CNB Financial shares rise as Q2 results top estimates

Published 22/07/2025, 21:44
CNB Financial shares rise as Q2 results top estimates

Investing.com -- CNB Financial Corporation (NASDAQ:CCNE) shares gained 2.2% after the parent company of CNB Bank reported second-quarter earnings that exceeded analyst expectations, driven by strong loan growth and improved net interest margin.

The bank posted adjusted earnings of $0.63 per share for the quarter ended June 30, 2025, beating the analyst estimate of $0.60. Revenue climbed to $61.2 million, surpassing the consensus estimate of $59.55 million.

Net interest margin improved significantly to 3.60% in the second quarter, up from 3.38% in the previous quarter. The company benefited from a 16 basis point increase in earning asset yields while the cost of interest-bearing liabilities decreased by 5 basis points.

"Our second quarter earnings and growth reflected the positive momentum of continued commercial loan growth and demand," said Michael Peduzzi, President and CEO. "These volume increases in our core net interest income components were complemented by increases in our average loan yield and continued decreases in our cost of interest-bearing funds."

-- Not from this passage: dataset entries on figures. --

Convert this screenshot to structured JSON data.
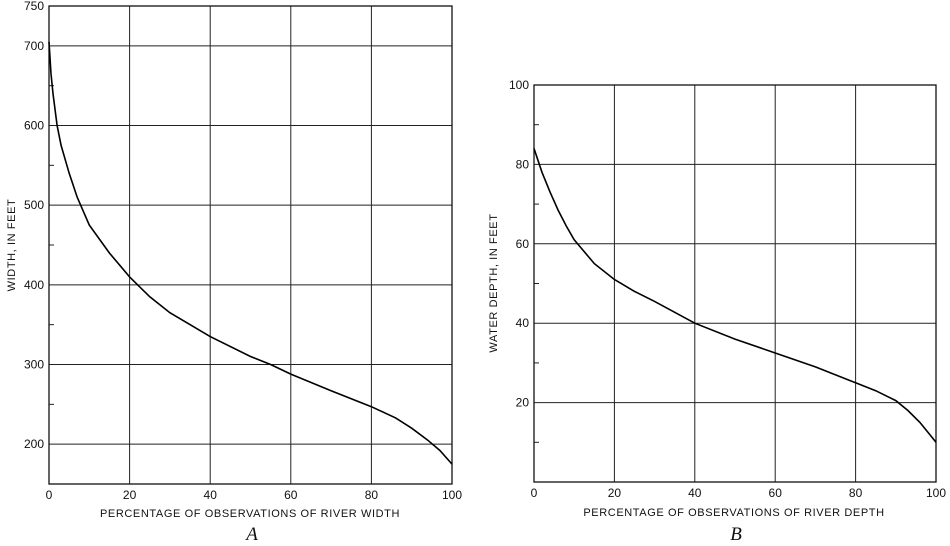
{
  "chart_data": [
    {
      "type": "line",
      "panel_label": "A",
      "xlabel": "PERCENTAGE OF OBSERVATIONS OF RIVER WIDTH",
      "ylabel": "WIDTH, IN FEET",
      "xlim": [
        0,
        100
      ],
      "ylim": [
        150,
        750
      ],
      "xticks": [
        0,
        20,
        40,
        60,
        80,
        100
      ],
      "yticks": [
        200,
        300,
        400,
        500,
        600,
        700,
        750
      ],
      "y_minor_ticks": [
        250,
        350,
        450,
        550,
        650
      ],
      "grid": true,
      "series": [
        {
          "x": [
            0,
            0.5,
            1,
            2,
            3,
            5,
            7,
            10,
            15,
            20,
            25,
            30,
            40,
            50,
            55,
            60,
            70,
            80,
            86,
            90,
            94,
            97,
            100
          ],
          "y": [
            705,
            665,
            640,
            600,
            575,
            540,
            510,
            475,
            440,
            410,
            385,
            365,
            335,
            310,
            300,
            288,
            267,
            247,
            233,
            220,
            205,
            192,
            175
          ]
        }
      ]
    },
    {
      "type": "line",
      "panel_label": "B",
      "xlabel": "PERCENTAGE OF OBSERVATIONS OF RIVER DEPTH",
      "ylabel": "WATER DEPTH, IN FEET",
      "xlim": [
        0,
        100
      ],
      "ylim": [
        0,
        100
      ],
      "xticks": [
        0,
        20,
        40,
        60,
        80,
        100
      ],
      "yticks": [
        20,
        40,
        60,
        80,
        100
      ],
      "y_minor_ticks": [
        10,
        30,
        50,
        70,
        90
      ],
      "grid": true,
      "series": [
        {
          "x": [
            0,
            2,
            4,
            6,
            8,
            10,
            15,
            20,
            25,
            30,
            40,
            50,
            60,
            70,
            80,
            85,
            90,
            93,
            96,
            98,
            100
          ],
          "y": [
            84,
            78,
            73,
            68.5,
            64.5,
            61,
            55,
            51,
            48,
            45.5,
            40,
            36,
            32.5,
            29,
            25,
            23,
            20.5,
            18,
            15,
            12.5,
            10
          ]
        }
      ]
    }
  ]
}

Loans totaled $4.7 billion at quarter-end, representing a quarterly increase of $113.7 million or 2.50% (10.04% annualized) compared to March 31, 2025. Year-over-year, loans grew by $228.7 million or 5.17%.

Total (EPA:TTEF) deposits were $5.5 billion, reflecting a modest quarterly increase of $7.0 million. The bank reported significant improvement in asset quality, with nonperforming assets decreasing to $30.4 million or 0.48% of total assets, compared to $56.1 million or 0.89% of total assets in the previous quarter.

The company is set to close its acquisition of ESSA Bancorp (NASDAQ:ESSA) on July 23, 2025, which is expected to significantly expand CNB’s earning-asset base and market footprint in Northeastern Pennsylvania.